La música es baile y el baile es música, o no. El vals o el tango son tanto un conjunto de movimientos como un género musical, del mismo modo que los heavies tienen su headbanging o los indies hacen sus cosas al ritmo de Vampire Weekend. No hay estilo que escape a la dictadura motriz, y los clubes están llenos de patanes y patanas sacudiéndose con torpeza o aferrándose a su cerveza con pavor. Material para monologuistas baratos, y sin embargo se mueven.

A mí no me preguntes demasiado. El acto de bailar se me antoja pelín antinatural y me vence la pereza; acaso arranco algún aspaviento después de la séptima birra. La pista de baile, concluyo, es puro atrezzo para disimular que aquí hemos venido a agarrar una cogorza de pronóstico.

Sí soy, sin embargo, ducho en lo de pisar flechas. Ya sabes de qué va el asunto, ¿no? Dance Dance Revolution, ese juego que te hace saltar y trotar sobre arriba abajo izquierda derecha mientras escuchas horrible música j-dance. El ejemplo perfecto para sorprenderse con esos geeks de la viña del Señor hasta que lo usó Madonna. DDR supuso algo así como una religión para mi círculo en los años medios de carrera, y aún hoy me arranco si encuentro una máquina en un salón recreativo viejuno.

Vale también ‘Pump It Up’, máquina rival que usaba las cuatro diagonales y un botón central: más cómodo, más divertido, y con coreografías más estéticas. Había una de ellas en Port Aventura que era parada obligatoria en cada visita, y siempre que Jose y yo saltábamos a las tablas un considerable grupo de curiosos nos rodeaba. Hubo otra en un centro comercial de Tarragona en la que copé los primeros puestos del ránking, pero duró poco. Efímera gloria.

Alguna vez, como a todo el mundo, me arrastraron a clases de salsa. Recuerdo los apoltronamientos y el hastío en la barra de un pub decadente y barato observando a  divorciados desesperados, las terrazas en verano con falsos cubanos amaestrando a niños y borrachos, las exhibiciones de baile de barrio, los profesores hiperexcitados (¿hay diferencia entre un profesor de salsa y uno de spinning?).

También he probado bailes más delirantes, como aquella vez que Javi, Jose y yo fuimos a una lección de meditación muy new age.
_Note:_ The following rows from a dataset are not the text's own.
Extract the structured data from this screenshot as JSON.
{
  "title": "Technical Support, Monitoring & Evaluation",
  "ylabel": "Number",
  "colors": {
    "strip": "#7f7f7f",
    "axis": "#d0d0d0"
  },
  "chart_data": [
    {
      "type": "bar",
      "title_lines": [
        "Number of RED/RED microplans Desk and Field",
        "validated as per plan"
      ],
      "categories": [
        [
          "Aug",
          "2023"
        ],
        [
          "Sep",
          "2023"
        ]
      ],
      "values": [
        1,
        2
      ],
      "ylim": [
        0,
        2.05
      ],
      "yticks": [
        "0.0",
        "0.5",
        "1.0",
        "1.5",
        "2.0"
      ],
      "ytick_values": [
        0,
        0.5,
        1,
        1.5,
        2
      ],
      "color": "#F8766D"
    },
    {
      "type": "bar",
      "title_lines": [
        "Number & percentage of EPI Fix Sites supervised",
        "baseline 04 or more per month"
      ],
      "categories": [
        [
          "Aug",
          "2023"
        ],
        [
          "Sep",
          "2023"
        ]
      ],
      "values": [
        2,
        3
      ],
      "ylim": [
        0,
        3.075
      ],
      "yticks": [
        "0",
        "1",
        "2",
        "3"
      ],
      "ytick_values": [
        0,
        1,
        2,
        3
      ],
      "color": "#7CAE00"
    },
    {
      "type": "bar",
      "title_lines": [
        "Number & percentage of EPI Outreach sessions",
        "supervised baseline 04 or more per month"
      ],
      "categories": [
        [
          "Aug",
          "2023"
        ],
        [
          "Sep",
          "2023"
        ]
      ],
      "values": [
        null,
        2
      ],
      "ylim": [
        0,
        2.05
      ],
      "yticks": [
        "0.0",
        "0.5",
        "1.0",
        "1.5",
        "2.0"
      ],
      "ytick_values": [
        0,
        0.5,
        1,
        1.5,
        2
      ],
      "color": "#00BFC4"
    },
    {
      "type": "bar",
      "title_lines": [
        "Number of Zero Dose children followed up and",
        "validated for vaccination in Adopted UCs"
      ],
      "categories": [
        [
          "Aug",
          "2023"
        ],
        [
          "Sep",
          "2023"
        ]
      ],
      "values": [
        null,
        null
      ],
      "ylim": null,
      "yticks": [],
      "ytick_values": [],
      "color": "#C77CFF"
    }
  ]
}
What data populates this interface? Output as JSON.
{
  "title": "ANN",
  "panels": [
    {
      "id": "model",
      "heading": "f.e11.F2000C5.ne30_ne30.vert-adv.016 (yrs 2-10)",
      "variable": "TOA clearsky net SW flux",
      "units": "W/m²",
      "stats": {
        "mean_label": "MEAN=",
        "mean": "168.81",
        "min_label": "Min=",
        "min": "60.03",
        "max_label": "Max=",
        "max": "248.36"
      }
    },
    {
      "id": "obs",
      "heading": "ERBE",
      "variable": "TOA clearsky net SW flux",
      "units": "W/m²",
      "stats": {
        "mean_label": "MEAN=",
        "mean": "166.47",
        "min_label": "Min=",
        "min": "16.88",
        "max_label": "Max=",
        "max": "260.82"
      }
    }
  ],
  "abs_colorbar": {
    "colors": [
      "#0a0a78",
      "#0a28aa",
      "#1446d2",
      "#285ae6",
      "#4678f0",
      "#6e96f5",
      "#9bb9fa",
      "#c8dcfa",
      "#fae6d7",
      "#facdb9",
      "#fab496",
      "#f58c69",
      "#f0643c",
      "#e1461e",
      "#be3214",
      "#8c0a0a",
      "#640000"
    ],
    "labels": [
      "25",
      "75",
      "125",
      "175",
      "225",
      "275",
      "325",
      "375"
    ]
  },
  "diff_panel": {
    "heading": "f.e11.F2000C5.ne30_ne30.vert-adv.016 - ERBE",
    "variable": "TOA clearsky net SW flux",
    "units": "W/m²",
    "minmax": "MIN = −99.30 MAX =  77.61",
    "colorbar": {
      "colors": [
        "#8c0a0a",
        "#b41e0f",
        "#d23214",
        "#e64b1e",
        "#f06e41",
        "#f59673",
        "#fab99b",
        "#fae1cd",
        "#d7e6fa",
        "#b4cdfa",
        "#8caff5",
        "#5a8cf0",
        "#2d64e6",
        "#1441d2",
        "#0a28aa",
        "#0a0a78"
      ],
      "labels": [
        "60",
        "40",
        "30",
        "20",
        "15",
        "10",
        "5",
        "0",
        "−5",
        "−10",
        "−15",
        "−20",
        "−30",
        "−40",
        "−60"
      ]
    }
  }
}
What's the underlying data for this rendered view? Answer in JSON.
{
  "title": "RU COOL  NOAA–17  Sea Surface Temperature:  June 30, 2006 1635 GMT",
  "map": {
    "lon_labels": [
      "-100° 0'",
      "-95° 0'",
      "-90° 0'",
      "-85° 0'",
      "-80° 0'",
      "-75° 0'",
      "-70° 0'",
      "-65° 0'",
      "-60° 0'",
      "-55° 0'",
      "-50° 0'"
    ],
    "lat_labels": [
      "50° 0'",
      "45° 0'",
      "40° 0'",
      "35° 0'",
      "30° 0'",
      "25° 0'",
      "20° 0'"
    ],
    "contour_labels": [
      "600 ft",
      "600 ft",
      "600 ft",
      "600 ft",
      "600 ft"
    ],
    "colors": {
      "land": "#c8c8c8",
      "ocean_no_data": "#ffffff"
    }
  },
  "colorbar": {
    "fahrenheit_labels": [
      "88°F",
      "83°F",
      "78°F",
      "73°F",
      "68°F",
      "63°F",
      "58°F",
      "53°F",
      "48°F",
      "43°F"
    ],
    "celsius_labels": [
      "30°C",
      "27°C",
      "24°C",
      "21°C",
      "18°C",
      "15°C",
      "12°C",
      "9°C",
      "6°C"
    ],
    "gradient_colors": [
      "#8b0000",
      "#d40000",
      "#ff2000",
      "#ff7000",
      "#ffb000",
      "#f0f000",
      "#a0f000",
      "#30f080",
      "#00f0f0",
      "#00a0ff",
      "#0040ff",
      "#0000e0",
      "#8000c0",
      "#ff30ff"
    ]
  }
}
Comenzó bien, relajándonos, controlando la respiración, pero de repente la música aceleró y se nos pidió que bailásemos con los ojos cerrados y total libertad. Qué demonios. La idea me cayó simpática y creí entender el propósito y el beneficio, así que ahí me tienes, pegando botes y agitando brazos y piernas; eso sí, conteniendo una risita estúpida y abriendo los ojos (tramposo) para comprobar a mis compañeros. Más tarde, Javi confesaría haber hecho lo mismo.

En todo caso, resultaba mejor (y más fácil) que los bailes estrictos, programados, llenos de pasos encadenados, de llevar y dejarse llevar, de primeras, segundas y terceras. Si has ido alguna vez a la Feria de Abril en Sevilla, sabes de lo que hablo. Allí uno baila o bebe; yo me armé de mi mejor voluntad e intenté apropiarme de un par de movimientos. Acabé bebiendo mucho.

Para mí, ya ves, no hay vida bailable fuera de PIU o DDR, y la caída de los arcade me dejó sin ese vicio cinético. Creo que el universo conspira para que no baile. Por ello, si me encuentro por un desafortunado golpe de azar en un ambiente en el que se espera de mí que me marque unos pasos, agarro una cerveza, echo un vistazo por si hay monologuistas cerca y me aferro con ganas a la barra más cercana.